Here is the state of the top three coding environments, pitting public market indicators against a live audit of nearly half a trillion tokens passing through active developer stacks.

1. Claude Code

  • The Ramp Data: The data backs up the shift. The Ramp AI Index shows Anthropic capturing 34% of U.S. corporate AI spend, overtaking OpenAI for the first time.
  • Public Data: Industry surveys from JetBrains show Claude Code leading developer satisfaction at a 46% “most-loved” rating, confirming its rapid adoption for complex, multi-file reasoning tasks.
  • CostHawk Data: In active production environments, Anthropic holds a near-monopoly. It commands 89% of all tracked enterprise token volume.

2. OpenAI Codex

  • Ramp Data: Despite losing the top slot to Anthropic, OpenAI maintains a 32% market share of account subscriptions, proving its deep entrenchment in the corporate tech stack across tech, finance, and ops teams.
  • Public Data: Gartner’s May 2026 data named OpenAI the leader. OpenAI’s fresh June 2026 telemetry confirms Codex has scaled to 5 million weekly active users.
  • CostHawk Data: Codex maintains a steady second-place share across the tracked infrastructure network, holding an 11% volume share, but well behind Claude Code’s dominant footprint.

3. Cursor

  • Ramp Data: While the Ramp AI Index tracks a massive surge in overall corporate AI tool adoption, Cursor usage is a distant third and does not even register a standalone line on the spend chart.
  • Public Data: On paper, Cursor is the fastest-growing SaaS story in developer history, exploding to over $3 Billion in annual revenue.
  • CostHawk Data: Cursor sits as a minor blip here, mirroring the macro Ramp data. Even Cursor 3 appears to drive more users to Claude Code.

Ignore the buzz around Cursor’s multi-billion dollar valuation or OpenAI’s subscriber count. The real data proves that when developers do heavy, serious coding work, Anthropic is trending in the best direction of all three tools.

Daily Usage Breakdown

Terminal native agents like Claude Code operate on an entirely separate paradigm: Autonomous Environment Loops. It also shows that the most innovative teams (early adopters of new tech) skew heavily towards Claude Code in their daily workflows.

The daily usage trends are also interesting to me. Codex is trending down throughout May, and as more of an ad hoc tool vs. part of a team’s daily workflows and critical business automations.

Claude Code Whales

The CostHawk network data shows an extreme power law at work for Anthropic.
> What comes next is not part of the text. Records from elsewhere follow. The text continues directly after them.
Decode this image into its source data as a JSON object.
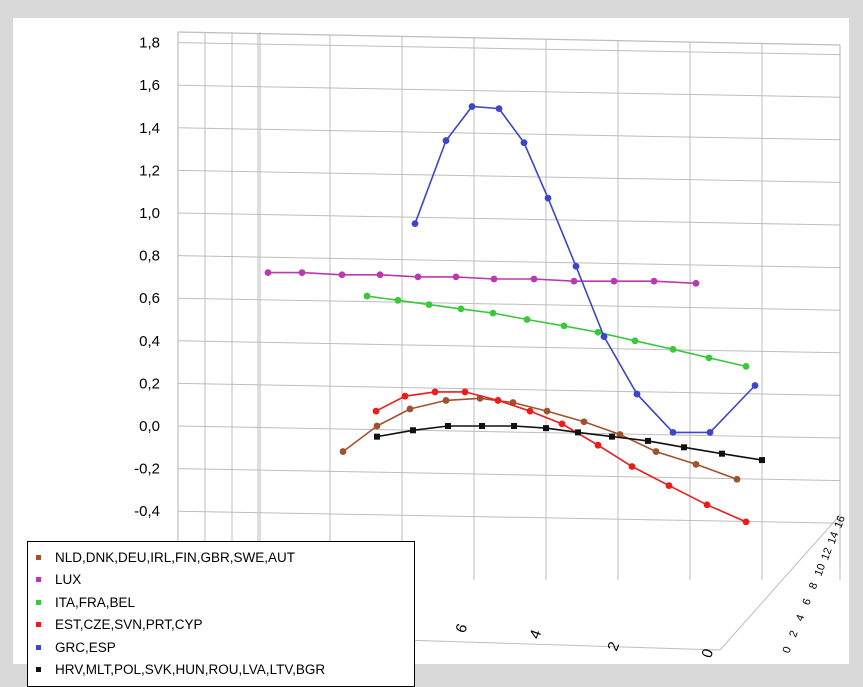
{
  "chart_data": {
    "type": "line",
    "yticks": [
      "1,8",
      "1,6",
      "1,4",
      "1,2",
      "1,0",
      "0,8",
      "0,6",
      "0,4",
      "0,2",
      "0,0",
      "-0,2",
      "-0,4"
    ],
    "ylim": [
      -0.4,
      1.8
    ],
    "depth_ticks_front": [
      "8",
      "6",
      "4",
      "2",
      "0"
    ],
    "depth_ticks_right": [
      "16",
      "14",
      "12",
      "10",
      "8",
      "6",
      "4",
      "2",
      "0"
    ],
    "grid": true,
    "legend_position": "bottom-left",
    "series": [
      {
        "name": "NLD,DNK,DEU,IRL,FIN,GBR,SWE,AUT",
        "color": "#a0522d",
        "values": [
          -0.12,
          0.0,
          0.08,
          0.12,
          0.13,
          0.11,
          0.07,
          0.02,
          -0.04,
          -0.12,
          -0.18,
          -0.25
        ]
      },
      {
        "name": "LUX",
        "color": "#b93ab0",
        "values": [
          0.72,
          0.72,
          0.71,
          0.71,
          0.7,
          0.7,
          0.69,
          0.69,
          0.68,
          0.68,
          0.68,
          0.67
        ]
      },
      {
        "name": "ITA,FRA,BEL",
        "color": "#3cc83c",
        "values": [
          0.61,
          0.59,
          0.57,
          0.55,
          0.53,
          0.5,
          0.47,
          0.44,
          0.4,
          0.36,
          0.32,
          0.28
        ]
      },
      {
        "name": "EST,CZE,SVN,PRT,CYP",
        "color": "#ee1b1b",
        "values": [
          0.07,
          0.14,
          0.16,
          0.16,
          0.12,
          0.07,
          0.01,
          -0.09,
          -0.19,
          -0.28,
          -0.37,
          -0.45
        ]
      },
      {
        "name": "GRC,ESP",
        "color": "#3c46c8",
        "values": [
          0.95,
          1.34,
          1.5,
          1.49,
          1.33,
          1.07,
          0.75,
          0.42,
          0.15,
          -0.03,
          -0.03,
          0.19
        ]
      },
      {
        "name": "HRV,MLT,POL,SVK,HUN,ROU,LVA,LTV,BGR",
        "color": "#111111",
        "values": [
          -0.05,
          -0.02,
          0.0,
          0.0,
          0.0,
          -0.01,
          -0.03,
          -0.05,
          -0.07,
          -0.1,
          -0.13,
          -0.16
        ]
      }
    ]
  }
}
The Top 1% of operators consume 12% of the entire token budget. The single top operator on the board burned a staggering 53 Billion tokens alone last month.

You don’t hit 53 billion tokens using inline editor suggestions. You hit those numbers by launching autonomous agents that scale across windows and automated loops to self-correct entire feature branches natively.

Valuation Verdict

If you’re looking at the Anthropic IPO purely through the lens of retail consumer apps, you’re missing the pipe. Their true economic moat is being built directly in the terminal of the enterprise developer workforce. And when it comes to this summers AI IPO race, they seem to be in the lead.

While the retail market is happily paying flat SaaS subscription fees for visual interfaces, the underlying infrastructure plumbing shows that when engineering teams transition to heavy, autonomous agentic execution, they route more of the entire pipe straight to Anthropic via the command line.

By locking down the majority of actual usage directly inside the developer’s terminal, Anthropic has captured the industry’s biggest power users right before going public.